When it comes to marketing on social media, relevance gets you an audience, volume keeps them. The challenge is that marketers overemphasize relevance and deemphasize volume. The consequence is that marketers are missing moments to connect, and it’s the moments that matter in social. 

"Plentitude, Not Scarcity…value is carried by abundance, rather than scarcity, inverting traditional business propositions."

-Kevin Kelly

Kevin Kelly included this idea in his seminal book “New Rules for a New Economy” as one of the core principles of the Network Economy. If these are in fact the rules of the modern economy, why do brands cap the amount of content they push out to to their audiences? They do so because they strive to achieve the highest engagement rates possible on each post. That is the working model of success from our collective TV experience. What brands need to consider is how plentitude systematically increases the probability of connecting a relevant message to their customer, thereby building total engagement. 

To build this argument, let's start by understanding the assumptions of the status quo. 

At the top of the funnel, modern marketing has been built around engaging your audience to create moments of common culture that create conversation. It’s the conversations that add fuel to the fire of purchase intent and move the customer down the funnel. This concept has been ported to social media with modern marketers talking about limiting volume of posting to increase average engagement. The higher the engagement, the more likely the user is to pass the communication organically. 

Buddy Media came out with a report that 1-4 posts is the best number to post each day. Nestivity did a study of 739,000 tweets and found that quality was better than quantity. Sysomos claims that more than 20 tweets per day is too many. These services looked at engagement per post and landed on their conclusions. These are accurate data based judgements; however, they are founded in the idea of scarcity as the prime value. The fundamental problem with scarcity is that is assumes that when you do post, what you post will be engaging to a wide audience. Fifty years of TV ad creation with its attendant billions in ad testing and research has taught us that it’s impossible to guess how an audience will react.

We simply can’t increase the probability of engagement per post. What we can influence is the probability that we increase total engagement. By total engagement I mean the sum of all the engagements on all the posts published in a period of time. The way we increase that probability is by publishing more. In the Network Age it’s stream media that dominates. When you begin to think about maximizing your exposure across a range of daily moments, your brain switches from how do I engage, to how do I publish relevantly across the entire daypart. Relevance is table stakes; the prime challenge is to be there in the stream when your customer dips in.

There are a few marketers talking openly about the power of volume in social. In 2009 Hubspot, a bit ahead of its time, found that those people/brands that publish at least 22 times a day were the most successful at gathering audiences that engaged. A recent article in Digiday talked about media companies' push for volume, mentioning Forbes as a company who posted their best financial results since 2008 on the back of a high volume posting.

While it’s not surprising that we see media companies pushing volume, what’s encouraging is to see unexpected brands picking up on this strategy.

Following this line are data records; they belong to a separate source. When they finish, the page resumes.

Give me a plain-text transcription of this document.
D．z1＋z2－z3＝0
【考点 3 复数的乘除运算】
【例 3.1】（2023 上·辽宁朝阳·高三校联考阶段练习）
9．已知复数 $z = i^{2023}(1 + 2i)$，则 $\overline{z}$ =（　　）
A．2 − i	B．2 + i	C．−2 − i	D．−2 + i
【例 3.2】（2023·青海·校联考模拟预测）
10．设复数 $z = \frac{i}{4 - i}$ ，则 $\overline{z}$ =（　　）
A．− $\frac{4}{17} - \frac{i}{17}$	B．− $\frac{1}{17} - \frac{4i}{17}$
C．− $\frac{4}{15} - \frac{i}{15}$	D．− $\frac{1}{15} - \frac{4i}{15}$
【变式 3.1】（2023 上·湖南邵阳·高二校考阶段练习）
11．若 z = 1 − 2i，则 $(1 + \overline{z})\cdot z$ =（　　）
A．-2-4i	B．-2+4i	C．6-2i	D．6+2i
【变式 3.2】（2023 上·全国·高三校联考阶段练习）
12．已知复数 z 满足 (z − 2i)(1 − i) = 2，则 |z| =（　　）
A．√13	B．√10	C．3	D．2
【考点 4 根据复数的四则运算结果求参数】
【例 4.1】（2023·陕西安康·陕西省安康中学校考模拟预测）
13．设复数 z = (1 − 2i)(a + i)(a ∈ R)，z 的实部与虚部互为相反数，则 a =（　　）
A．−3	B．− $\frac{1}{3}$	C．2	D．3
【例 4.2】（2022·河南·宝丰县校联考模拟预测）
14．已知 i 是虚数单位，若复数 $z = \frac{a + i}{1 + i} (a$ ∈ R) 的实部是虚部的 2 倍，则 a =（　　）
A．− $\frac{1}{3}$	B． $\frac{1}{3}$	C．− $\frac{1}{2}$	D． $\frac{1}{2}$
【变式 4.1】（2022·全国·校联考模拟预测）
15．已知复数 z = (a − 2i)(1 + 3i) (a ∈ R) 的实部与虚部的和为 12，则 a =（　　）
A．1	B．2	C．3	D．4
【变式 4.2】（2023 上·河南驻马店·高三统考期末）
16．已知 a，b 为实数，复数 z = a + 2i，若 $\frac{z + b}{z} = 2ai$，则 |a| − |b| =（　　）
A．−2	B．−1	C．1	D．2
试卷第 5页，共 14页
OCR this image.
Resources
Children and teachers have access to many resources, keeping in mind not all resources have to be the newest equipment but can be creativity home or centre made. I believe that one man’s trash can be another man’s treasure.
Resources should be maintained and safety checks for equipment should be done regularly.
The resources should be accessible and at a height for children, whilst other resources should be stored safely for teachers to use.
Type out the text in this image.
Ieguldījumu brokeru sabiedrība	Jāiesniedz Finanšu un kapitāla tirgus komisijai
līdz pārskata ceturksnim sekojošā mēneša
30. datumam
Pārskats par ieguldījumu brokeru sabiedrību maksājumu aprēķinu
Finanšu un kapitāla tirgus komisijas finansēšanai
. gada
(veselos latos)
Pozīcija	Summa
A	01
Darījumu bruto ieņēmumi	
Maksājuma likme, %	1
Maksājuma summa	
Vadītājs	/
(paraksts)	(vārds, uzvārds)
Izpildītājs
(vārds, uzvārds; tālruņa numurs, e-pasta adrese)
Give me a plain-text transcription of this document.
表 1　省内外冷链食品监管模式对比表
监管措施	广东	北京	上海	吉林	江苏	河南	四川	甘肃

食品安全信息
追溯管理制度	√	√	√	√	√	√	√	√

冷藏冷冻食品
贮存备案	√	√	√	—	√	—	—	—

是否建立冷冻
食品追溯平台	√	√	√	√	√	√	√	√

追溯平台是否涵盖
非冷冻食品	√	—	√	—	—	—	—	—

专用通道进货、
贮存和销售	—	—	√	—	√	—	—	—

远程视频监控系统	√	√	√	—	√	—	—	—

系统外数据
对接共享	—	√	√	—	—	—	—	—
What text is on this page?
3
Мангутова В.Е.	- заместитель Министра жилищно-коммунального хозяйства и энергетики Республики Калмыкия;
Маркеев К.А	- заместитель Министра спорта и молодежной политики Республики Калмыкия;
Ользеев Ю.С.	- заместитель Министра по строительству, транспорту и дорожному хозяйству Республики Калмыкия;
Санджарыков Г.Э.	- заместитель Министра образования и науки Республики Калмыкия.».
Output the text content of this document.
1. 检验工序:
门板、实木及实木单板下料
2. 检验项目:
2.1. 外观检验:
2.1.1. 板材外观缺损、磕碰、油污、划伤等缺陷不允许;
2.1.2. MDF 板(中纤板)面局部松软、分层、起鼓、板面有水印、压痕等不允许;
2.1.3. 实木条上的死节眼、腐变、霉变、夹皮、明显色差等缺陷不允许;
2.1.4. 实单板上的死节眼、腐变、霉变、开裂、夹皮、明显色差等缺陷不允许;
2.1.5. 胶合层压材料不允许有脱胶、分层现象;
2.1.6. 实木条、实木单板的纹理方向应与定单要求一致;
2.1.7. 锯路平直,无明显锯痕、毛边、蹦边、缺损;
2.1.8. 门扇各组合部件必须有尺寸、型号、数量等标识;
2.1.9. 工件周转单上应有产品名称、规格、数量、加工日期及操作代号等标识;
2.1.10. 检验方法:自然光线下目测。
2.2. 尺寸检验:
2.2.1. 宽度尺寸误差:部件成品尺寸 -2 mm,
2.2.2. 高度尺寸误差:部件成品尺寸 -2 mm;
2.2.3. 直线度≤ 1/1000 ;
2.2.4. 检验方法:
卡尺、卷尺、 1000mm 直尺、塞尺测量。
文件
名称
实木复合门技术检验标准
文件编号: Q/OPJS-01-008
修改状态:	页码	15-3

In full disclosure, two Percolate clients prove to be excellent examples of this movement towards volume. University of Phoenix has averaged about 2.13 tweets per day over the past two years. However, in the past few months something has changed. University of Phoenix has been ramping up their content production to 8-10 posts per day. The key to this change has been the community manager’s ability to identify valuable information. The community has been responding positively to this shift, both in terms of engagement and growth.

social media marketingI saw this same story play out when I was leading social strategy for Denny’s. The top line is that Denny’s went from posting ~40 times per week on Facebook and Twitter to posting in excess of 200 times per week. This change occurred because when we looked at our statistics we saw increasing reach, increasing engagement and increasing cultural relevance the more we published. As we steadily increased the volume of communication we kept our eye on two key measures: unfollows and unlikes. If these spiked beyond the normal rate we would know that we had pushed too far and truly annoyed our audience. We never saw that spike, and when I left Denny’s to join Percolate in June of 2013, that trend of increased volume was continuing upwards and all those KPIs were climbing alongside.

Denny’s and University of Phoenix are not traditionally social brands, but they have figured out that relevance + volume is a recipe for social media success. In an economy that rewards plentitude over scarcity, I think that it’s fair to say that this is a recipe that nearly every brand should be following.

Brands must have the confidence to publish at scale. To build that confidence you must have tools to ensure that what is posted is relevant. You must also have a tool that helps you find relevant content to post and to be inspired by. Ultimately you need to become a real time content marketer, and in this day and age, real time means volume. Start pushing your volume envelope today.